Oleh: Faizunal A. Abdillah, Pemerhati sosial dan lingkungan – Warga LDII tinggal di Serpong, Tangerang Selatan.

Silaturahmi tetaplah harus jalan. Bagaimana pun keadaannya. Perkembangan teknologi bisa didayagunakan dengan arif. Bagi yang punya waktu dan bisa berkunjung itu yang terbaik. Bagi yang ada waktu, tapi tidak bisa berkunjung bisa video call. Bagi yang terbatas waktu dan tenaganya, bisa mengunjungi famili dan sejumlah teman melalui pesan WA. Seuntai doa dan ucapan yang tulus kadang penuh kesan. Tidak sedikit yang mengatakan tersentuh. Sebuah kiriman yang tak terduga. Mungkin karena lama tidak bertemu dan ada sebentuk rindu. Namun tetap perlu sekali diingat, jangan sampai media sosial mendekatkan yang jauh dan menjauhkan yang dekat.
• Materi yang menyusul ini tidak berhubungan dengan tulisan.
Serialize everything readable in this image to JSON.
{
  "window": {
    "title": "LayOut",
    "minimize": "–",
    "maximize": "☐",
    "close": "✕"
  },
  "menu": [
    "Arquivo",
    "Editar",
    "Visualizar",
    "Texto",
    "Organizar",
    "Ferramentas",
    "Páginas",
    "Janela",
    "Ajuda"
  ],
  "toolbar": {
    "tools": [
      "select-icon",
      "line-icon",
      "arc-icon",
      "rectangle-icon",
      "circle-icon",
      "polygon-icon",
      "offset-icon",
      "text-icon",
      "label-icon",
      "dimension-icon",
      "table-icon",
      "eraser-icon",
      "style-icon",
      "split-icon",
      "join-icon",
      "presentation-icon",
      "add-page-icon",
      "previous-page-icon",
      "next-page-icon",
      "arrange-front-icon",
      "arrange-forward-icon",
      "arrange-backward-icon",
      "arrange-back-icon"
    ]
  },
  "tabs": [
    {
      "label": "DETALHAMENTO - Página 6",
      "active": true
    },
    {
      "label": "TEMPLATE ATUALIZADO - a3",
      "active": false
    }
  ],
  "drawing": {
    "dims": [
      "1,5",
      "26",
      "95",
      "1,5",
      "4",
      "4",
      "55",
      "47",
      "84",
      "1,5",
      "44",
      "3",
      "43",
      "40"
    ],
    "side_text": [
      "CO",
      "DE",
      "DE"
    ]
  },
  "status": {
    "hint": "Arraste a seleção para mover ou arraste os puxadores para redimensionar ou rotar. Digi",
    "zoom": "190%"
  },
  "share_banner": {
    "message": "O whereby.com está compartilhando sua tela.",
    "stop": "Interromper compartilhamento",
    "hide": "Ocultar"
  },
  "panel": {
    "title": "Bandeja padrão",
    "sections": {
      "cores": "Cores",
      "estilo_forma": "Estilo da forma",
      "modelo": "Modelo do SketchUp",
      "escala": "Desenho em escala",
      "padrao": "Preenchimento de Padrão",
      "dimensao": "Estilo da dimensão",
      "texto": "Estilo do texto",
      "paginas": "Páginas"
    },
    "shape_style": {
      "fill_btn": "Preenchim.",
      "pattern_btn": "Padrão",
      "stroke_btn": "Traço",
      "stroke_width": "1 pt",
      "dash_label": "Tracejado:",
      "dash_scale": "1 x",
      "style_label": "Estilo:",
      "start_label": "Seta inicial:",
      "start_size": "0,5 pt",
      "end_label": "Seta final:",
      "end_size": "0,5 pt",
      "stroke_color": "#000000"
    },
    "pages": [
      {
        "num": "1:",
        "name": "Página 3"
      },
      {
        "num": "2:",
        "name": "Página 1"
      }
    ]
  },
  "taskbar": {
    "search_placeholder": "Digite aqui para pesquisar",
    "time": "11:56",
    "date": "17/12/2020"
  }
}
يا أيُّها النَّاسُ أفشوا السَّلامَ، وأطعِموا الطَّعامَ، وصِلوا الأرحامَ، وصلُّوا باللَّيلِ، والنَّاسُ نيامٌ، تدخلوا الجنَّةَ بسَلامٍ

“Wahai manusia, tebarkanlah salam, berilah makan, sambunglah tali persaudaraan, shalatlah di malam hari ketika manusia terlelap tidur, niscaya kalian masuk surga dengan selamat.” (HR Ibnu Majah).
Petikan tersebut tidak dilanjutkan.